The only game that probably should be compared to TES would be Two Worlds, which was always too ambitious for the developer who tried to pull it off. As a result, it went face-forward into the ground.
The only true competition BGS has is really itself. That could change in the future if anyone else decides to do an open-world FPS RPG.
This is my theory. The thing is...people noticed the ambition that TW had. They forgive it's flaws because they can see what the developer was trying to do. Now, I couldn't get passed some of the stupid annoying mechanics of the first, but I'm ready to give the second a try. It's not as wildly successful as TES, and it's turned a lot of people off. But it has a growing fan base, and with it, a growing power to realize it's ambitions.

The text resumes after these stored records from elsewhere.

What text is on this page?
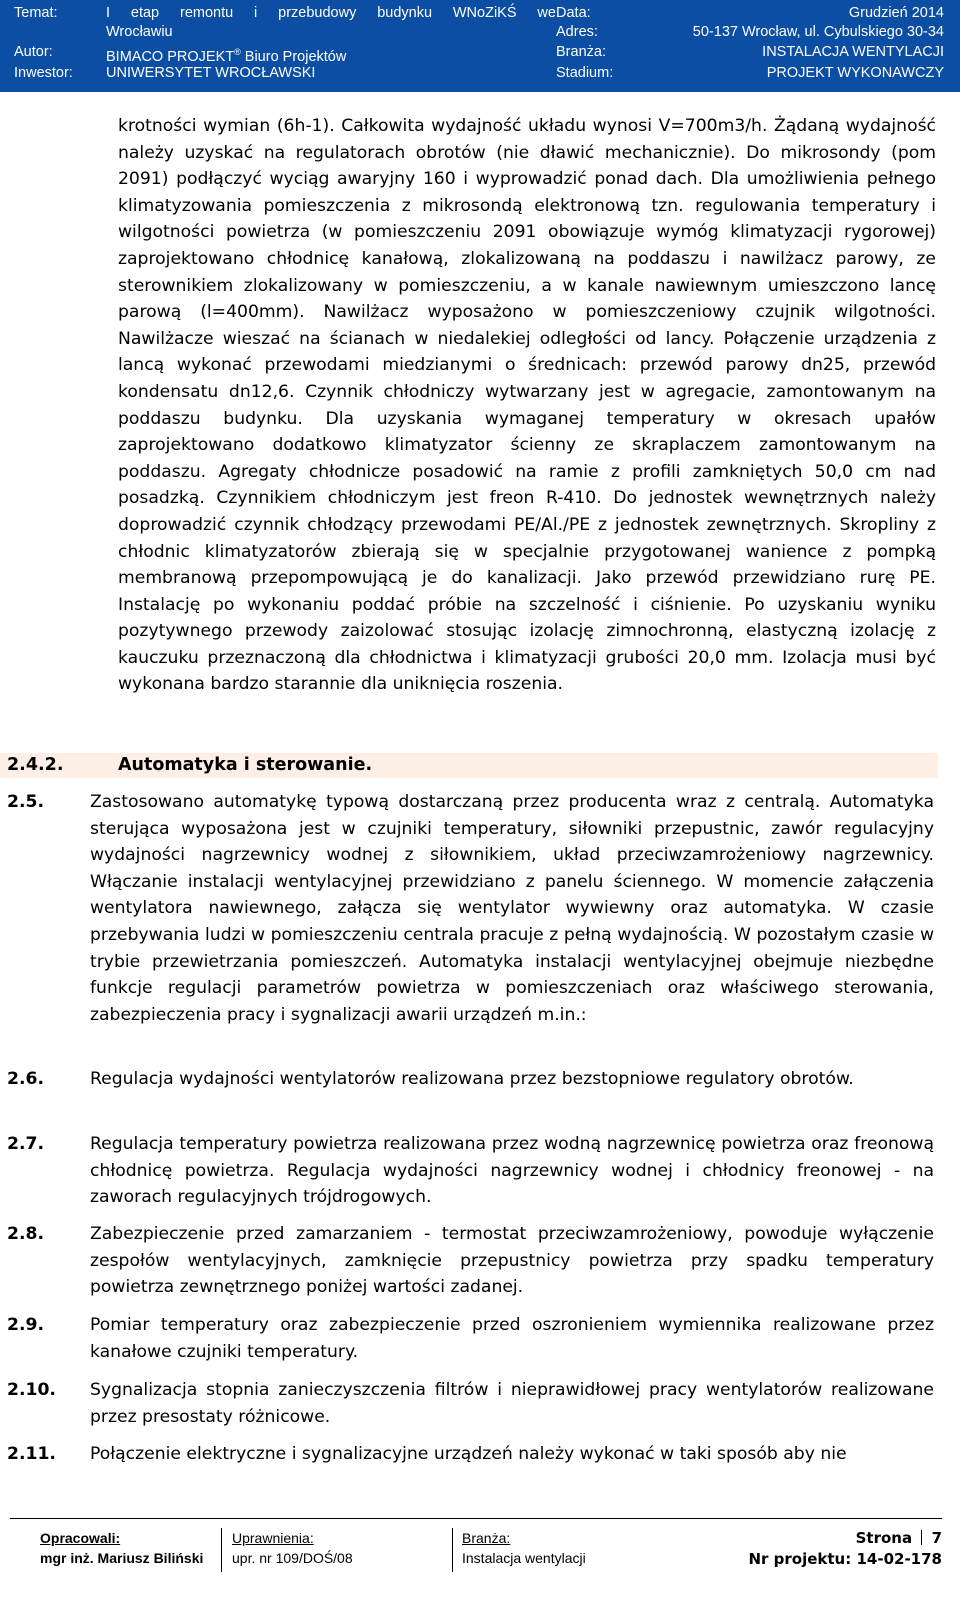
Temat:	I etap remontu i przebudowy budynku WNoZiKŚ we
Wrocławiu
Data:	Grudzień 2014
Adres:	50-137 Wrocław, ul. Cybulskiego 30-34
Autor:	BIMACO PROJEKT® Biuro Projektów	Branża:	INSTALACJA WENTYLACJI
Inwestor: UNIWERSYTET WROCŁAWSKI	Stadium:	PROJEKT WYKONAWCZY

krotności wymian (6h-1). Całkowita wydajność układu wynosi V=700m3/h. Żądaną wydajność należy uzyskać na regulatorach obrotów (nie dławić mechanicznie). Do mikrosondy (pom 2091) podłączyć wyciąg awaryjny 160 i wyprowadzić ponad dach. Dla umożliwienia pełnego klimatyzowania pomieszczenia z mikrosondą elektronową tzn. regulowania temperatury i wilgotności powietrza (w pomieszczeniu 2091 obowiązuje wymóg klimatyzacji rygorowej) zaprojektowano chłodnicę kanałową, zlokalizowaną na poddaszu i nawilżacz parowy, ze sterownikiem zlokalizowany w pomieszczeniu, a w kanale nawiewnym umieszczono lancę parową (l=400mm). Nawilżacz wyposażono w pomieszczeniowy czujnik wilgotności. Nawilżacze wieszać na ścianach w niedalekiej odległości od lancy. Połączenie urządzenia z lancą wykonać przewodami miedzianymi o średnicach: przewód parowy dn25, przewód kondensatu dn12,6. Czynnik chłodniczy wytwarzany jest w agregacie, zamontowanym na poddaszu budynku. Dla uzyskania wymaganej temperatury w okresach upałów zaprojektowano dodatkowo klimatyzator ścienny ze skraplaczem zamontowanym na poddaszu. Agregaty chłodnicze posadowić na ramie z profili zamkniętych 50,0 cm nad posadzką. Czynnikiem chłodniczym jest freon R-410. Do jednostek wewnętrznych należy doprowadzić czynnik chłodzący przewodami PE/Al./PE z jednostek zewnętrznych. Skropliny z chłodnic klimatyzatorów zbierają się w specjalnie przygotowanej wanience z pompką membranową przepompowującą je do kanalizacji. Jako przewód przewidziano rurę PE. Instalację po wykonaniu poddać próbie na szczelność i ciśnienie. Po uzyskaniu wyniku pozytywnego przewody zaizolować stosując izolację zimnochronną, elastyczną izolację z kauczuku przeznaczoną dla chłodnictwa i klimatyzacji grubości 20,0 mm. Izolacja musi być wykonana bardzo starannie dla uniknięcia roszenia.

2.4.2.	Automatyka i sterowanie.
2.5.	Zastosowano automatykę typową dostarczaną przez producenta wraz z centralą. Automatyka sterująca wyposażona jest w czujniki temperatury, siłowniki przepustnic, zawór regulacyjny wydajności nagrzewnicy wodnej z siłownikiem, układ przeciwzamrożeniowy nagrzewnicy. Włączanie instalacji wentylacyjnej przewidziano z panelu ściennego. W momencie załączenia wentylatora nawiewnego, załącza się wentylator wywiewny oraz automatyka. W czasie przebywania ludzi w pomieszczeniu centrala pracuje z pełną wydajnością. W pozostałym czasie w trybie przewietrzania pomieszczeń. Automatyka instalacji wentylacyjnej obejmuje niezbędne funkcje regulacji parametrów powietrza w pomieszczeniach oraz właściwego sterowania, zabezpieczenia pracy i sygnalizacji awarii urządzeń m.in.:

2.6.	Regulacja wydajności wentylatorów realizowana przez bezstopniowe regulatory obrotów.

2.7.	Regulacja temperatury powietrza realizowana przez wodną nagrzewnicę powietrza oraz freonową chłodnicę powietrza. Regulacja wydajności nagrzewnicy wodnej i chłodnicy freonowej - na zaworach regulacyjnych trójdrogowych.

2.8.	Zabezpieczenie przed zamarzaniem - termostat przeciwzamrożeniowy, powoduje wyłączenie zespołów wentylacyjnych, zamknięcie przepustnicy powietrza przy spadku temperatury powietrza zewnętrznego poniżej wartości zadanej.

2.9.	Pomiar temperatury oraz zabezpieczenie przed oszronieniem wymiennika realizowane przez kanałowe czujniki temperatury.

2.10. Sygnalizacja stopnia zanieczyszczenia filtrów i nieprawidłowej pracy wentylatorów realizowane przez presostaty różnicowe.

2.11. Połączenie elektryczne i sygnalizacyjne urządzeń należy wykonać w taki sposób aby nie

Opracowali:
mgr inż. Mariusz Biliński
Uprawnienia:
upr. nr 109/DOŚ/08
Branża:
Instalacja wentylacji
Strona 7
Nr projektu: 14-02-178
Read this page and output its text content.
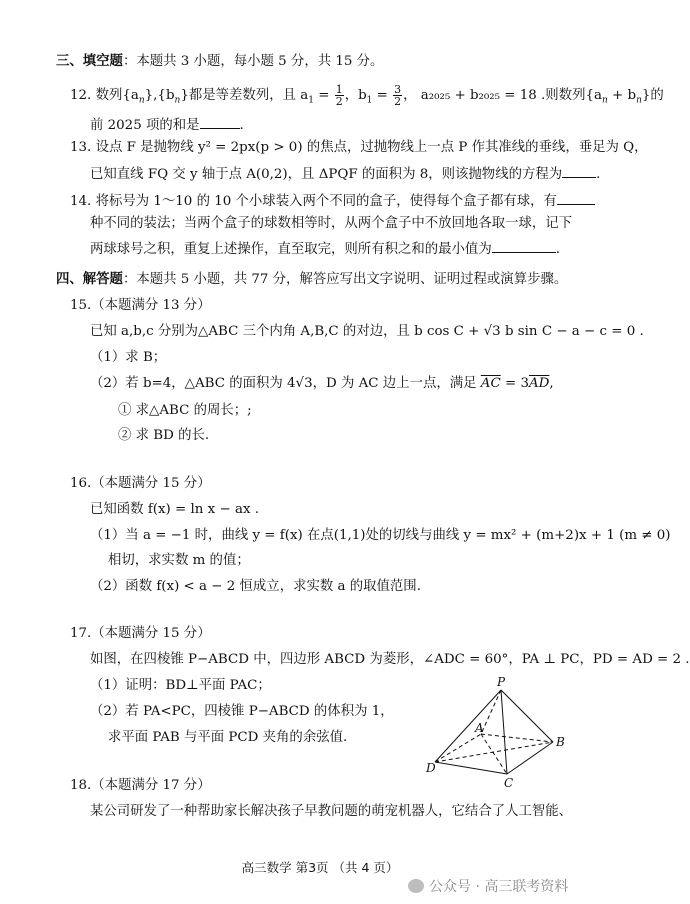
三、填空题：本题共 3 小题，每小题 5 分，共 15 分。
12. 数列$\{a_n\},\{b_n\}$都是等差数列，且 $a_1 = \frac{1}{2}$ ，$b_1 = \frac{3}{2}$ ， a₂₀₂₅ + b₂₀₂₅ = 18 .则数列$\{a_n + b_n\}$的
前 2025 项的和是	.
13. 设点 F 是抛物线 y² = 2px(p > 0) 的焦点，过抛物线上一点 P 作其准线的垂线，垂足为 Q，
已知直线 FQ 交 y 轴于点 A(0,2)，且 ΔPQF 的面积为 8，则该抛物线的方程为	.
14. 将标号为 1～10 的 10 个小球装入两个不同的盒子，使得每个盒子都有球，有
种不同的装法；当两个盒子的球数相等时，从两个盒子中不放回地各取一球，记下
两球球号之积，重复上述操作，直至取完，则所有积之和的最小值为	.
四、解答题：本题共 5 小题，共 77 分，解答应写出文字说明、证明过程或演算步骤。
15.（本题满分 13 分）
已知 a,b,c 分别为△ABC 三个内角 A,B,C 的对边，且 b cos C + √3 b sin C − a − c = 0 .
（1）求 B；
（2）若 b=4，△ABC 的面积为 4√3，D 为 AC 边上一点，满足 $\overline{AC} = 3\overline{AD}$,
① 求△ABC 的周长；;
② 求 BD 的长.
16.（本题满分 15 分）
已知函数 f(x) = ln x − ax .
（1）当 a = −1 时，曲线 y = f(x) 在点(1,1)处的切线与曲线 y = mx² + (m+2)x + 1 (m ≠ 0)
相切，求实数 m 的值；
（2）函数 f(x) < a − 2 恒成立，求实数 a 的取值范围.
17.（本题满分 15 分）
如图，在四棱锥 P−ABCD 中，四边形 ABCD 为菱形，∠ADC = 60°，PA ⊥ PC，PD = AD = 2 .
（1）证明：BD⊥平面 PAC；
（2）若 PA<PC，四棱锥 P−ABCD 的体积为 1，
求平面 PAB 与平面 PCD 夹角的余弦值.
P
A
B
C
D
18.（本题满分 17 分）
某公司研发了一种帮助家长解决孩子早教问题的萌宠机器人，它结合了人工智能、
高三数学 第3页 （共 4 页）
公众号 · 高三联考资料
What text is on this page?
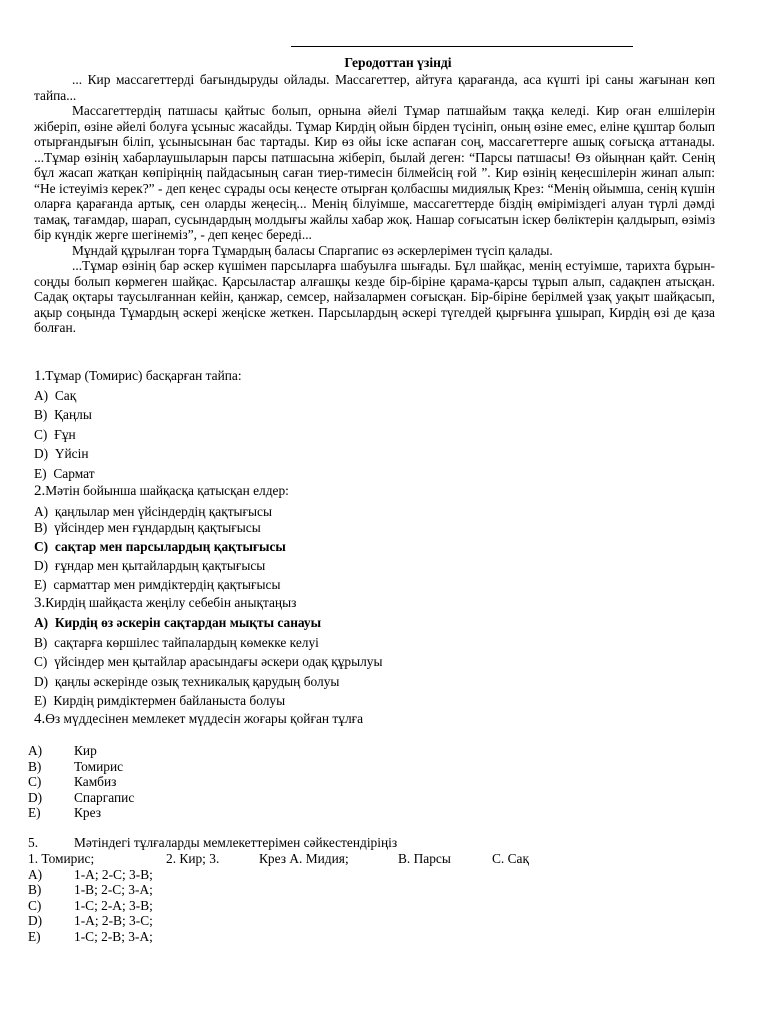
Геродоттан үзінді

... Кир массагеттерді бағындыруды ойлады. Массагеттер, айтуға қарағанда, аса күшті ірі саны жағынан көп тайпа...

Массагеттердің патшасы қайтыс болып, орнына әйелі Тұмар патшайым таққа келеді. Кир оған елшілерін жіберіп, өзіне әйелі болуға ұсыныс жасайды. Тұмар Кирдің ойын бірден түсініп, оның өзіне емес, еліне құштар болып отырғандығын біліп, ұсынысынан бас тартады. Кир өз ойы іске аспаған соң, массагеттерге ашық соғысқа аттанады. ...Тұмар өзінің хабарлаушыларын парсы патшасына жіберіп, былай деген: “Парсы патшасы! Өз ойыңнан қайт. Сенің бұл жасап жатқан көпіріңнің пайдасының саған тиер-тимесін білмейсің ғой ”. Кир өзінің кеңесшілерін жинап алып: “Не істеуіміз керек?” - деп кеңес сұрады осы кеңесте отырған қолбасшы мидиялық Крез: “Менің ойымша, сенің күшін оларға қарағанда артық, сен оларды жеңесің... Менің білуімше, массагеттерде біздің өміріміздегі алуан түрлі дәмді тамақ, тағамдар, шарап, сусындардың молдығы жайлы хабар жоқ. Нашар соғысатын іскер бөліктерін қалдырып, өзіміз бір күндік жерге шегінеміз”, - деп кеңес береді...

Мұндай құрылған торға Тұмардың баласы Спаргапис өз әскерлерімен түсіп қалады.

...Тұмар өзінің бар әскер күшімен парсыларға шабуылға шығады. Бұл шайқас, менің естуімше, тарихта бұрын-соңды болып көрмеген шайқас. Қарсыластар алғашқы кезде бір-біріне қарама-қарсы тұрып алып, садақпен атысқан. Садақ оқтары таусылғаннан кейін, қанжар, семсер, найзалармен соғысқан. Бір-біріне берілмей ұзақ уақыт шайқасып, ақыр соңында Тұмардың әскері жеңіске жеткен. Парсылардың әскері түгелдей қырғынға ұшырап, Кирдің өзі де қаза болған.

1.Тұмар (Томирис) басқарған тайпа:
A) Сақ
B) Қаңлы
C) Ғұн
D) Үйсін
E) Сармат
2.Мәтін бойынша шайқасқа қатысқан елдер:
A) қаңлылар мен үйсіндердің қақтығысы
B) үйсіндер мен ғұндардың қақтығысы
C) сақтар мен парсылардың қақтығысы
D) ғұндар мен қытайлардың қақтығысы
E) сарматтар мен римдіктердің қақтығысы
3.Кирдің шайқаста жеңілу себебін анықтаңыз
A) Кирдің өз әскерін сақтардан мықты санауы
B) сақтарға көршілес тайпалардың көмекке келуі
C) үйсіндер мен қытайлар арасындағы әскери одақ құрылуы
D) қаңлы әскерінде озық техникалық қарудың болуы
E) Кирдің римдіктермен байланыста болуы
4.Өз мүддесінен мемлекет мүддесін жоғары қойған тұлға
A)	Кир
B)	Томирис
C)	Камбиз
D)	Спаргапис
E)	Крез
5.	Мәтіндегі тұлғаларды мемлекеттерімен сәйкестендіріңіз
1. Томирис;	2. Кир; 3.	Крез А. Мидия;	В. Парсы	С. Сақ
A)	1-A; 2-C; 3-B;
B)	1-B; 2-C; 3-A;
C)	1-C; 2-A; 3-B;
D)	1-A; 2-B; 3-C;
E)	1-C; 2-B; 3-A;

So if they or another game continue on this arc, and the Elderscrolls fails to keep pace (Oblivion took one step forward and two steps back) then it may see itself eclipsed in the future. I think Skyrim will be an improvement from Oblivion and amazing in general, but there is a chance that it will be the last "dominant" ES game, before other companies learn to emulate (if not improve) the open world open story model, while at the same time retaining all the positive traits they had to develop when they couldn't compete in that arena.
Now there is a new AAA open world rpg coming to challenge mighty Beth's open world rpg dominance... Its Kingdom of Amalur. Its got a big budget and an all star team behind it, including ex Bethesda employees.
I briefly looked at that game. I won't get into how much I dislike RA Salvatore, because plenty people love him, and while Ken Rolston has done good work for Bethesda, his record's not unimpeachable. Also, dude who created Spawn and some pro MLB player whose also a game dork. Meh.
All I will say is that the game kind of looks like a single player, graphically impressive WoW. Somewhat cartoonish and over the top. I'm sure it will make millions.